Il affirme aussi que le titre lui est venu quand il a pris conscience que la spontanéité et la fougue de sa jeunesse lui semblaient plus lointaines et donc moins présentes dans sa vie. L’album lui a ainsi permis de se les réapproprier: «Un peu comme un adolescent qui veut vivre plein d’affaires et qui essaie plein de choses, mon approche et mon attitude étaient vraiment inscrites dans cet esprit plus libre. C’est aussi une façon, pour moi, de rendre hommage à cette liberté et de ne pas oublier qu’elle est encore présente aujourd’hui. Plus je vieillis et plus je réfléchis à ce qui est vraiment bien, mais en même temps, il ne faut pas oublier d’être spontané et de laisser la crainte de côté. Il faut foncer!»
La foutue pandémie
«En début d’année, je sentais que la pandémie arrivait rapidement et j’étais comme «Pas une fucking pandémie juste quand je suis sur le point de sortir mon album!» Je capotais un peu, pour vrai, mais j’ai finalement décidé de le sortir quand même, et la réception a été super positive.»

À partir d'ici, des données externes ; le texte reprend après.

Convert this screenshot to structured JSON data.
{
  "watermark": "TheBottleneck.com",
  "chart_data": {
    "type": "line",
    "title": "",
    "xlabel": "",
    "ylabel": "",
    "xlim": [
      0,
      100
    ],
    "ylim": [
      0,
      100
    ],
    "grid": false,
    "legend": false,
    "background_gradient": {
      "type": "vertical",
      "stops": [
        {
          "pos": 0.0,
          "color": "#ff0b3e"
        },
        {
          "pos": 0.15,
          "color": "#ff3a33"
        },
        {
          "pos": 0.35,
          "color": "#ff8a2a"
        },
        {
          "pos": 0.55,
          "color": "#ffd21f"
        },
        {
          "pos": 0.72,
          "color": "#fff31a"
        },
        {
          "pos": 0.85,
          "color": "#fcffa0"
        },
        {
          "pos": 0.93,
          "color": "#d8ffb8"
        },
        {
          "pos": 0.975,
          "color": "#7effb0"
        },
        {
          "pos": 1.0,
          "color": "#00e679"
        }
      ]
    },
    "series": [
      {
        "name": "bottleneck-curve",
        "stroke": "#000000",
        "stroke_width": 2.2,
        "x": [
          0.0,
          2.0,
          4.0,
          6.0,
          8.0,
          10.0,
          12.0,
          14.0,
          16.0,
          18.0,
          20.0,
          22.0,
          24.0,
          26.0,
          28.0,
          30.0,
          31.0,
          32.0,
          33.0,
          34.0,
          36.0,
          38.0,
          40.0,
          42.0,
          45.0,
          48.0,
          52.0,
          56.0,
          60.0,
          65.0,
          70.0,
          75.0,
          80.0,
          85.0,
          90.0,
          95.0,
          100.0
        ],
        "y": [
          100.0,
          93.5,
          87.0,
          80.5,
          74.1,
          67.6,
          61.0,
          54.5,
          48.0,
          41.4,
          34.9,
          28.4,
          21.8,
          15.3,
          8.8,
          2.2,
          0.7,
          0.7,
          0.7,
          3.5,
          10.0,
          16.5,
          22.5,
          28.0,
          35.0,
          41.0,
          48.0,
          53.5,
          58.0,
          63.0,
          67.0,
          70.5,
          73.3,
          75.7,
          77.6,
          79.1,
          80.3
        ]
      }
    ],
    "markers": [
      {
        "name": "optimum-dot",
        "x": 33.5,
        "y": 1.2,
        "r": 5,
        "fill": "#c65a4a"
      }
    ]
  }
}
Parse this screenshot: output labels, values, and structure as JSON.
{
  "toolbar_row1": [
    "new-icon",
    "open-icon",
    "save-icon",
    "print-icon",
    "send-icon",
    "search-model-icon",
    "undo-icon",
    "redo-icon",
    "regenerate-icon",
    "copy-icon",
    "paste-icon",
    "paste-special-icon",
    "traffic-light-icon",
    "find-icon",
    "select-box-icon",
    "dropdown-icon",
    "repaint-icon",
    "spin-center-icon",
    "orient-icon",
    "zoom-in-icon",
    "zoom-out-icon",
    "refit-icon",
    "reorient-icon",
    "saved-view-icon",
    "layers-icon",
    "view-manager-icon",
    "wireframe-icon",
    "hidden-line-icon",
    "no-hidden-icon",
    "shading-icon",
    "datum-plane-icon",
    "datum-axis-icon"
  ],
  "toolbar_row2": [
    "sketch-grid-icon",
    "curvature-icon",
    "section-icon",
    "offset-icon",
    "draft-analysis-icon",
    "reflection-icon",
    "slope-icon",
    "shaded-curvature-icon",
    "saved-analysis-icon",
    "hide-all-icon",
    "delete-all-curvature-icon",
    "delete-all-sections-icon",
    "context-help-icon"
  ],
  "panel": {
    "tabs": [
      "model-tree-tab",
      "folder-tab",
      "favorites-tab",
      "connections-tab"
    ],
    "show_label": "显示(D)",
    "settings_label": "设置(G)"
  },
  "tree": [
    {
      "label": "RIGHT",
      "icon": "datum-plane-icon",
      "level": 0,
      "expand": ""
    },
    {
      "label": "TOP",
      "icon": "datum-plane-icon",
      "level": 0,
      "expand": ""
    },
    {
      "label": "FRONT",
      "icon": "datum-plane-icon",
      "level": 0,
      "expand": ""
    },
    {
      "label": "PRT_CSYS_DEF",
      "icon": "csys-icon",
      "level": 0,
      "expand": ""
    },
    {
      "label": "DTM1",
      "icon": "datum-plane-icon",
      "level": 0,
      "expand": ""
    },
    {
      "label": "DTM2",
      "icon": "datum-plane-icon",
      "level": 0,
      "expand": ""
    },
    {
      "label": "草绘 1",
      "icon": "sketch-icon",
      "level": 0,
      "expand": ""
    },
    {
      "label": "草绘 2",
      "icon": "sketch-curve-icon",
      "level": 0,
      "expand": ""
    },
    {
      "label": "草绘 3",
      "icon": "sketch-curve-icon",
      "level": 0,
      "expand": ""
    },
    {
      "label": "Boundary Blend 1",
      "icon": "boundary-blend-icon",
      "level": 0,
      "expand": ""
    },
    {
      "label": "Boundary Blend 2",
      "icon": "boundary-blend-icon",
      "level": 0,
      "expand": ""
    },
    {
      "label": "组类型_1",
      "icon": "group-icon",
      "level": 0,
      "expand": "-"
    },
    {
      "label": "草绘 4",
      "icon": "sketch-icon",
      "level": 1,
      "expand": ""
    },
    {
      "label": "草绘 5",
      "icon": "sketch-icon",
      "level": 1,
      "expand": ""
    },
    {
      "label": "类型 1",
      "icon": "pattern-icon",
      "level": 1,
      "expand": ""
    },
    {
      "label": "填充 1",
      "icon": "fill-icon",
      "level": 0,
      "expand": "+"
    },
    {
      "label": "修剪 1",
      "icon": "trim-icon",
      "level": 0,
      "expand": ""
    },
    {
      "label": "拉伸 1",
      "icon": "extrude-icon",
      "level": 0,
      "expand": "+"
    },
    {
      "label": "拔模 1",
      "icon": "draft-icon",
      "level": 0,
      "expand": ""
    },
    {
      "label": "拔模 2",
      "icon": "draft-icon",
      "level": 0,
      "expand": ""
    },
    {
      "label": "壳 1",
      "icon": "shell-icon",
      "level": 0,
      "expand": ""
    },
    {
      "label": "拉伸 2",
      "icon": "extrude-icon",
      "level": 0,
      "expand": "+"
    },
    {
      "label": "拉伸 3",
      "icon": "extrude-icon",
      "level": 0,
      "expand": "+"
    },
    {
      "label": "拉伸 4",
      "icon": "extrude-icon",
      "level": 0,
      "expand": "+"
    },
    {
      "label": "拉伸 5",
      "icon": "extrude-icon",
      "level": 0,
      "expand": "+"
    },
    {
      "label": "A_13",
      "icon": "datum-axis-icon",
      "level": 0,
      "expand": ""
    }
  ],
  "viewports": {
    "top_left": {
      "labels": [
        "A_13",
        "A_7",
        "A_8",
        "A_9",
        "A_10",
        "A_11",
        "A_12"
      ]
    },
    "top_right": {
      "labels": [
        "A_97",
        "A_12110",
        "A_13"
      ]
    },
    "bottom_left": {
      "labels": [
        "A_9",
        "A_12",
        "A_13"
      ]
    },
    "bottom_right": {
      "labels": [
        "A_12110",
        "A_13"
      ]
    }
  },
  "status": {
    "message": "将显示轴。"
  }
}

Comme tout le monde, CRi a eu des doutes et des craintes vis-à-vis la pandémie de la COVID-19 qui fait toujours rage partout dans le monde. Au début, il n’était pas si certain que l’idée de présenter un album était la bonne chose à faire, mais il a vite compris que la musique représente une échappatoire nécessaire et une source de réconfort tellement importante pour tellement d’individus. «Ce n’était pas une option, pour moi, de devenir silencieux à travers la crise, parce qu’on ne sait pas jusqu’à quand ça va durer cette cochonnerie-là, et je pense que les gens ont aussi besoin de musique et d’art pour avancer et pour traverser cette période trouble. Si je me fie aux messages que j’ai reçus, ça me confirme que j’ai bien fait de me fier à mon instinct et de le sortir malgré tout.»
En effet, Christophe Dubé affirme avoir reçu des messages de plusieurs individus, dont des personnes qui travaillent dans le réseau de santé: «Plusieurs m’ont dit que ma musique les a aidés à garder le cap dans leur travail, et j’étais comme, fuck yeah!, ça sert à quelque chose ce que je fais!»